Jackie was a friend to women. But she was an irresistible to men. "I did everything she told me to do," the legal counsel to the Metropolitan Museum remarked. "We all did."
Because she was such a magnet for authors, Kuhn argues, she could pretty much choose what she wanted to publish --- and in her choices "she commented in the most public way possible what she thought of the institution of marriage, about presidential mistresses, about what it was like to have a career in order to circumvent unhappiness in a marriage, about Marilyn Monroe's sex appeal and Maria Callas's eyes, and about how a woman might guard her privacy in the midst of a marriage the world regards as public business."
From there, Kuhn deals quite specifically with books and authors and the editing process. Yes, it's very much like a psychiatric analysis. But it's also inside baseball, and there are many readers who will start skimming. Too bad --- there's a lot of great dish here and, because Kuhn has clearly learned more about his subject than he can use, there are arrows to conclusions about this woman that have nothing to do with books.

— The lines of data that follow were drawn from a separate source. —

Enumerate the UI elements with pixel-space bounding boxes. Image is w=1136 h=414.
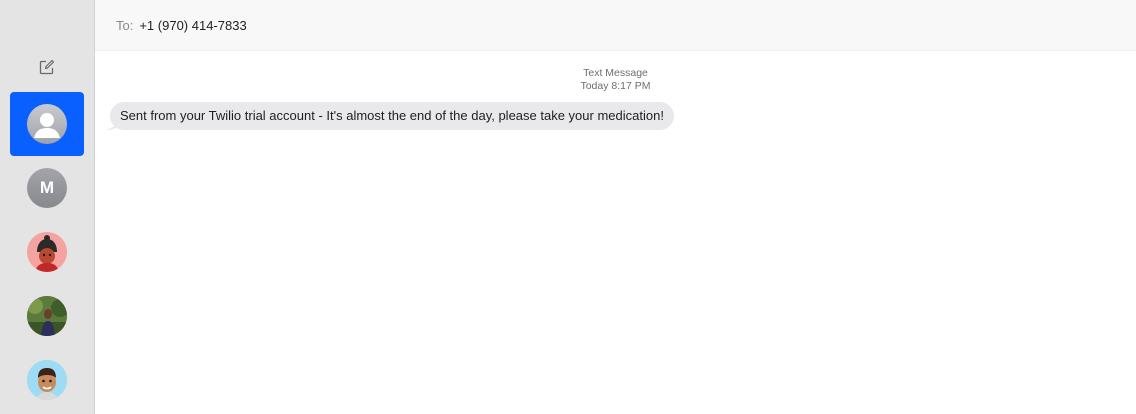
service-label: Text Message (583, 67, 648, 79)
recipient-field[interactable]: +1 (970) 414-7833 (139, 18, 246, 33)
to-label: To: (116, 17, 134, 33)
message-text: Sent from your Twilio trial account - It… (120, 108, 664, 123)
person-silhouette-icon (34, 113, 60, 138)
conversation-pane: To: +1 (970) 414-7833 Text Message Today… (95, 0, 1136, 414)
conversation-item-unknown-contact[interactable] (10, 92, 84, 156)
avatar (27, 360, 67, 400)
compose-button[interactable] (36, 56, 58, 78)
timestamp-day: Today (580, 80, 609, 92)
recipient-header: To: +1 (970) 414-7833 (95, 0, 1136, 51)
conversation-sidebar: M (0, 0, 95, 414)
avatar (27, 296, 67, 336)
conversation-item-contact-memoji-boy[interactable] (10, 348, 84, 412)
message-row: Sent from your Twilio trial account - It… (105, 102, 674, 130)
message-timestamp: Text Message Today 8:17 PM (95, 67, 1136, 93)
timestamp-time: 8:17 PM (611, 80, 651, 92)
photo-avatar-icon (27, 296, 67, 336)
conversation-item-contact-m[interactable]: M (10, 156, 84, 220)
conversation-item-contact-memoji-hat[interactable] (10, 220, 84, 284)
avatar: M (27, 168, 67, 208)
memoji-avatar-icon (27, 360, 67, 400)
conversation-item-contact-photo-outdoor[interactable] (10, 284, 84, 348)
compose-icon (39, 59, 55, 75)
incoming-message-bubble[interactable]: Sent from your Twilio trial account - It… (110, 102, 674, 130)
avatar (27, 232, 67, 272)
avatar (27, 104, 67, 144)
avatar-initial: M (39, 178, 55, 197)
timestamp-label: Today 8:17 PM (95, 80, 1136, 93)
messages-window: M To: +1 (970) 414-7833 Text Message Tod… (0, 0, 1136, 414)
memoji-avatar-icon (27, 232, 67, 272)
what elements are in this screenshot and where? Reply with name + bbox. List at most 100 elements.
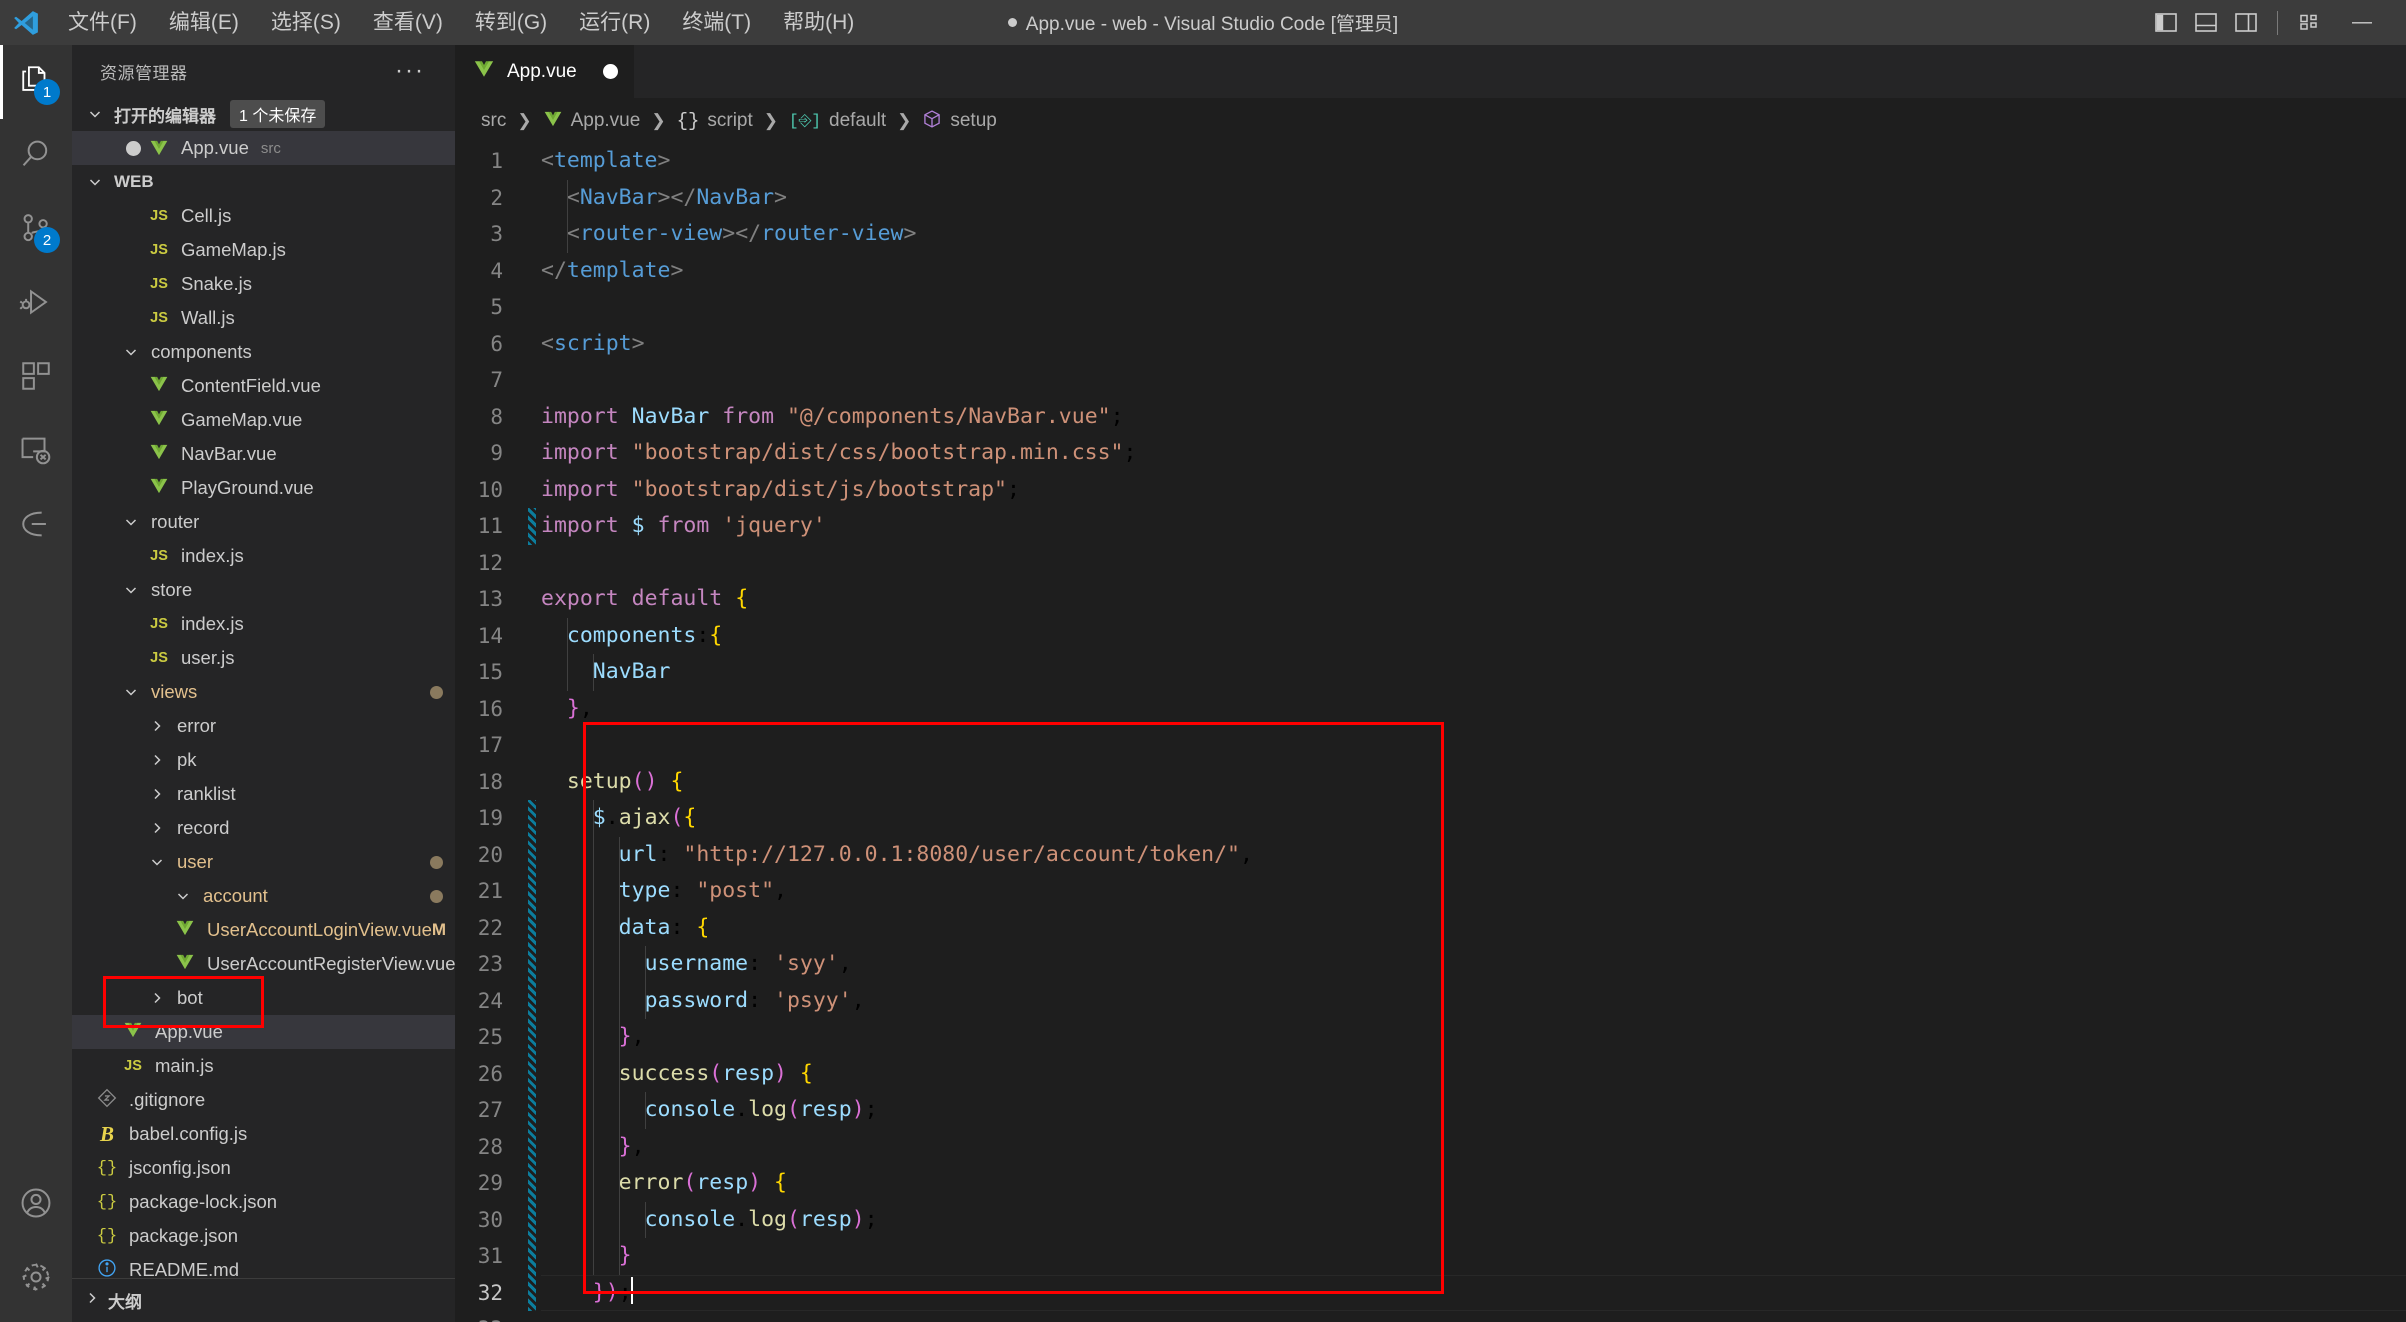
tree-item-store[interactable]: store <box>72 573 455 607</box>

Jacqueline Onassis was nothing if not careful about revelations of her personal life. That will continue. As Kuhn writes, "She included in her will a line instructing her child to resist the publication of her letters." So until a biographer comes along with the patience, the skill and the connections to get the still-untold story of Jacqueline Onassis' life, Kuhn has it right --- by her work shall we know her.